Оказалось, что Вуди – помощник добросовестный и усердный. Через несколько недель на улицы Мэриленда пришла осень. Листва на столетних деревьях Оук-Парка покраснела и пожелтела, а потом дождем хлынула на аллеи. Надо было чистить газоны, готовить растения к зиме и накрывать бассейны брезентом.

 

А в это время в школе Оук-Три Хряк по-прежнему мучил Гиллеля. Кидался в него шишками и камнями, связывал и заставлял есть землю и сэндвичи с помойки. “Лопай! Лопай! Лопай!” – весело распевали мальчишки, когда Хряк зажимал ему нос, чтобы он открыл рот и проглотил. Если Гиллелю хватало сил, он обливал Хряка презрением и горячо благодарил: “Спасибо за вкусный обед, я как раз в полдень не наелся”. Тогда удары сыпались на него с новой силой. Хряк выворачивал его портфель на землю, швырял книги и тетради в мусорную корзину. Гиллель на досуге начал писать стихи, и тетрадка с ними в итоге, разумеется, тоже попала в лапы Хряку; тот заставил его съесть несколько страниц, предварительно зачитав всем плоды его творчества, а остальное сжег. Гиллель сумел спасти от аутодафе одно стихотворение, которое написал своей тайной любви, хрупкой блондинке по имени Хелена, не пропускавшей ни одного представления Хряка. Он усмотрел в этом знак свыше, собрал всю волю в кулак и поднес стихи Хелене. Та пересняла их и развесила по всей школе. Они попались на глаза миссис Чериот, куратору школьной газеты; та похвалила малышку Хелену за поэтический дар, поставила высокую отметку и напечатала стихи в газете за подписью Хелены.
Перечень походов Гиллеля к врачу становился все длиннее – особенно из-за постоянных воспалений во рту, – и встревоженная тетя Анита в конце концов пошла к директору Хеннингсу:
– По-моему, моего сына в школе обижают.
– Нет-нет, в Оук-Три никого не обижают, у нас есть надзиратели, правила, хартия сосуществования.
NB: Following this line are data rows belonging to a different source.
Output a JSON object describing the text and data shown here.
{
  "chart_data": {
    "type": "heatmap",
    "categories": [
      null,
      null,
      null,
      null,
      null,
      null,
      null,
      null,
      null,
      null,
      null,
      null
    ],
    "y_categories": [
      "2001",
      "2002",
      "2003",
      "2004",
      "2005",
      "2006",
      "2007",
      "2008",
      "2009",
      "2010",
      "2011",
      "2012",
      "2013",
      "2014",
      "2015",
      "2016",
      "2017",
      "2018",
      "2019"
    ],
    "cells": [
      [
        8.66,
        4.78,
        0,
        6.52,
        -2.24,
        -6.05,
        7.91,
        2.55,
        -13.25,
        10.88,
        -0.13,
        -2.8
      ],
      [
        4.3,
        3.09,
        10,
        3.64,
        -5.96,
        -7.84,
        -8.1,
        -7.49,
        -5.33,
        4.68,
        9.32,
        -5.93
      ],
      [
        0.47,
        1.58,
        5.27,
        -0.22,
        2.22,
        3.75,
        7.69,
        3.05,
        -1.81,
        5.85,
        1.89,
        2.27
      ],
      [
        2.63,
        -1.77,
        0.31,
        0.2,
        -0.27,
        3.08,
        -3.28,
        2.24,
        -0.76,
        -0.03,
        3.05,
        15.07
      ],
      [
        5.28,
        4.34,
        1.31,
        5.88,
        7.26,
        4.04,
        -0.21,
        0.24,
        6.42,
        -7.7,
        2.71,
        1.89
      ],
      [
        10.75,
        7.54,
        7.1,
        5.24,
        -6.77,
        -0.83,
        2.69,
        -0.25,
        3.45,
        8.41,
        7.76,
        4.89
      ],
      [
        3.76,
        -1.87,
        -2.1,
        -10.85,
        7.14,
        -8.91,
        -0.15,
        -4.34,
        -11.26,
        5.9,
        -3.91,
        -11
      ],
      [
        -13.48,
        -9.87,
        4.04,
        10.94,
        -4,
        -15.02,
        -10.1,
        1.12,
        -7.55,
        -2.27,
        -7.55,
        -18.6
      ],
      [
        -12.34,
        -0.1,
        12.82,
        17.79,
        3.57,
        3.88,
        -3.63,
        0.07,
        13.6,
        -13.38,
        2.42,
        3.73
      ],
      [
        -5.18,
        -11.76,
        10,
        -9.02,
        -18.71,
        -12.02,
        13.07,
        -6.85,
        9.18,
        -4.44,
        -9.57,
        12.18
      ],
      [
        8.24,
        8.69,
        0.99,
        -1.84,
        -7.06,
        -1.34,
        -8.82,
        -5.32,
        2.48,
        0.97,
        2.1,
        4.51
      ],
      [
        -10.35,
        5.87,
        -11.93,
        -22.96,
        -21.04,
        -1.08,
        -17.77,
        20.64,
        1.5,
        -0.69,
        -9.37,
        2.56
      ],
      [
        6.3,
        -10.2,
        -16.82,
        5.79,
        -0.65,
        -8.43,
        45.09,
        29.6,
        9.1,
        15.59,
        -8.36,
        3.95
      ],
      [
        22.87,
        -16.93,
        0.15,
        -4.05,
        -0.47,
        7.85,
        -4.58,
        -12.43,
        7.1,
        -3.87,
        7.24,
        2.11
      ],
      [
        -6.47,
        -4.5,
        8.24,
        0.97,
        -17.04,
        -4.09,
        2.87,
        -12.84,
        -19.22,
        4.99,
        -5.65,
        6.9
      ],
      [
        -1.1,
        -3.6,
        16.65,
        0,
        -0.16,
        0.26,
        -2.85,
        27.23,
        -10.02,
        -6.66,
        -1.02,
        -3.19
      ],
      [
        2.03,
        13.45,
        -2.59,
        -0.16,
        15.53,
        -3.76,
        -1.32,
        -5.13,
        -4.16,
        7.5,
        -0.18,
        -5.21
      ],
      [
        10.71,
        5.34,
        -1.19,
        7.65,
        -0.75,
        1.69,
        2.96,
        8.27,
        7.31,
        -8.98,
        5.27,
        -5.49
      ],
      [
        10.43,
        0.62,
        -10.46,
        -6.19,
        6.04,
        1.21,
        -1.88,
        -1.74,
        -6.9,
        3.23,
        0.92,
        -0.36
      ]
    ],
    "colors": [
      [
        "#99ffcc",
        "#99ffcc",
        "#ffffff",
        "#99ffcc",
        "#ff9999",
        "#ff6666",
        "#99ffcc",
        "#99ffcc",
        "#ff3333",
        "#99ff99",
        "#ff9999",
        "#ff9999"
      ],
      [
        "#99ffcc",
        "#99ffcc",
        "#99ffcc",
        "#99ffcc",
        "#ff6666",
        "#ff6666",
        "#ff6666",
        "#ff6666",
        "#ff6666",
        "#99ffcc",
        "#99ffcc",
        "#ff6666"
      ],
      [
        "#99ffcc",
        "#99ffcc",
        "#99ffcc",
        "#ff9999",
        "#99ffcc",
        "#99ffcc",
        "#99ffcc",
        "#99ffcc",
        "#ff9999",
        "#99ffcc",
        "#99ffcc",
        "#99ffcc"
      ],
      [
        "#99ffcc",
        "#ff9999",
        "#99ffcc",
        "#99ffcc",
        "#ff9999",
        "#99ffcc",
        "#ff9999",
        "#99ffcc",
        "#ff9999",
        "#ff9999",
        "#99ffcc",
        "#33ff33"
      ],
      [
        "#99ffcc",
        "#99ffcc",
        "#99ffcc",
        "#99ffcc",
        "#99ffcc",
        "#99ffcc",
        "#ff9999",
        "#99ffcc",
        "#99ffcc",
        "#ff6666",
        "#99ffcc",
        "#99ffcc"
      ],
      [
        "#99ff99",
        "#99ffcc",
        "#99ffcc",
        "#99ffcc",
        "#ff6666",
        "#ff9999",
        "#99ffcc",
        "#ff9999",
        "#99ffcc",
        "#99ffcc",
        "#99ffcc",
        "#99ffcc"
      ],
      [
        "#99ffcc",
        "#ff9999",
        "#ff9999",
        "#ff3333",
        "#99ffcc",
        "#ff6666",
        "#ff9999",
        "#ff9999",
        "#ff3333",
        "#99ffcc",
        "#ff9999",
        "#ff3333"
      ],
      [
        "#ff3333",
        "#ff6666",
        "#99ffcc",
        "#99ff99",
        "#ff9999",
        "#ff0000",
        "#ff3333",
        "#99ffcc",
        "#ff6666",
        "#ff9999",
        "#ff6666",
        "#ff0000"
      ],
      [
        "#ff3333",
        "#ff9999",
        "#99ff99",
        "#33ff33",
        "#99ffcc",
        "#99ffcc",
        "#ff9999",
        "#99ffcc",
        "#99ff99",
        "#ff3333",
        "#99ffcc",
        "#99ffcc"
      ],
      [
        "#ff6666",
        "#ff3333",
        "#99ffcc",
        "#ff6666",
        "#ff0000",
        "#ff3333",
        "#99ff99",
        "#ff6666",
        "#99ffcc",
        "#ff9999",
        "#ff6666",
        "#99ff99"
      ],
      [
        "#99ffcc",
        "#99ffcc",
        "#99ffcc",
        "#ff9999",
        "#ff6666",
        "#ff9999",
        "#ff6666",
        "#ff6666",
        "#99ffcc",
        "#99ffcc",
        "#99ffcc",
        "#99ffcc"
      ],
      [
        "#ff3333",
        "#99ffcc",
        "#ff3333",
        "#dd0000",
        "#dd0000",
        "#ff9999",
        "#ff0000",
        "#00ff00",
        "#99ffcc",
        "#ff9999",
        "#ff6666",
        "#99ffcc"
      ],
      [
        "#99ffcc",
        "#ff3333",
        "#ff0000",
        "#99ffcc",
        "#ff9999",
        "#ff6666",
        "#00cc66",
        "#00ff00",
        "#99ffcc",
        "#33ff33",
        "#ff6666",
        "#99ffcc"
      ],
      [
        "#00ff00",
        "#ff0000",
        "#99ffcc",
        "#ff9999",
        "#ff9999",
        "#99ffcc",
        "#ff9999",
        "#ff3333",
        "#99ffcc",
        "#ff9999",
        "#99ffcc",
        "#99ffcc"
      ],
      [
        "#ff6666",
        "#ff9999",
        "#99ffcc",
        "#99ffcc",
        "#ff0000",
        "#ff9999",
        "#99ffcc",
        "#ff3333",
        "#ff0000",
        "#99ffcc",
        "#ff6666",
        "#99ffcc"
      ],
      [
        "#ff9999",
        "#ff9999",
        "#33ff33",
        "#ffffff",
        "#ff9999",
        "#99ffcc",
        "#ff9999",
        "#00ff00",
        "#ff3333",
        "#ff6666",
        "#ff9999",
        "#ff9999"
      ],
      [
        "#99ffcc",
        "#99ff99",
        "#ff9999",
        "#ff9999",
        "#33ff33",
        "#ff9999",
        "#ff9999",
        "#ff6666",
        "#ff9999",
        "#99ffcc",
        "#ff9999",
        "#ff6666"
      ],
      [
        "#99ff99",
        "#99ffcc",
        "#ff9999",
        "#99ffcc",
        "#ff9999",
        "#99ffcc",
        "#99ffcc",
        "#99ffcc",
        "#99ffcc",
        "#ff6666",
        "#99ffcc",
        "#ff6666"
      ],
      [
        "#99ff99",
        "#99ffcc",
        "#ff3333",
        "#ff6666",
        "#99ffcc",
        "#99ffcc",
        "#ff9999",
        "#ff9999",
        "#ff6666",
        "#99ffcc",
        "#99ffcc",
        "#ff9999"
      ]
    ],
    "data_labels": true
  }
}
Мы – школа счастья.
– Гиллель каждый день приходит в рваной одежде. Его тетради либо испорчены, либо их вообще нет.
– Ему надо быть аккуратнее. Вы же знаете, если он небрежно относится к тетрадям, у него будет плохая отметка в табеле.
– Мистер Хеннингс, он очень аккуратный. По-моему, кто-то сделал из него мальчика для битья. Не знаю, что происходит в вашей школе, но мы платим двадцать тысяч долларов в год, а у сына, когда он приходит домой, полон рот бактерий. Наверно, это все же что-то значит?
– Он хорошо моет руки?
– Да, он очень хорошо моет руки.
– Видите ли, многие мальчики в его возрасте такие поросята…
В конце концов тете Аните надоело ходить вокруг да около, и она сказала:
– Мистер Хеннингс, у сына постоянно синяки на лице. Что мне делать? Заставить его найти общий язык с одноклассниками или отдать в специальное учреждение? Честно говоря, иногда по утрам, отпуская его в школу, я просто не знаю, что еще с ним случится…
Она разрыдалась, а поскольку директор Хеннингс больше всего боялся каких-то осложнений в Оук-Три, он стал ее утешать, обещал исправить положение и вызвал Гиллеля, чтобы разобраться.
– Мальчик мой, у тебя сложности в школе?
– Скажем так, у меня бывают неприятности, когда я хожу на баскетбольную площадку за школой после уроков.
– А! И как бы ты описал ситуацию? Наверно, это можно назвать озорством?
– Это называется агрессией.
– Агрессией? Нет-нет, в Оук-Три не бывает агрессии. Они, наверно, озорничают. Знаешь, если мальчики устраивают возню, это естественно. Мальчики любят баловаться.
Гиллель пожал плечами:
– Не знаю, господин директор. Я хочу одного – спокойно поиграть в баскетбол.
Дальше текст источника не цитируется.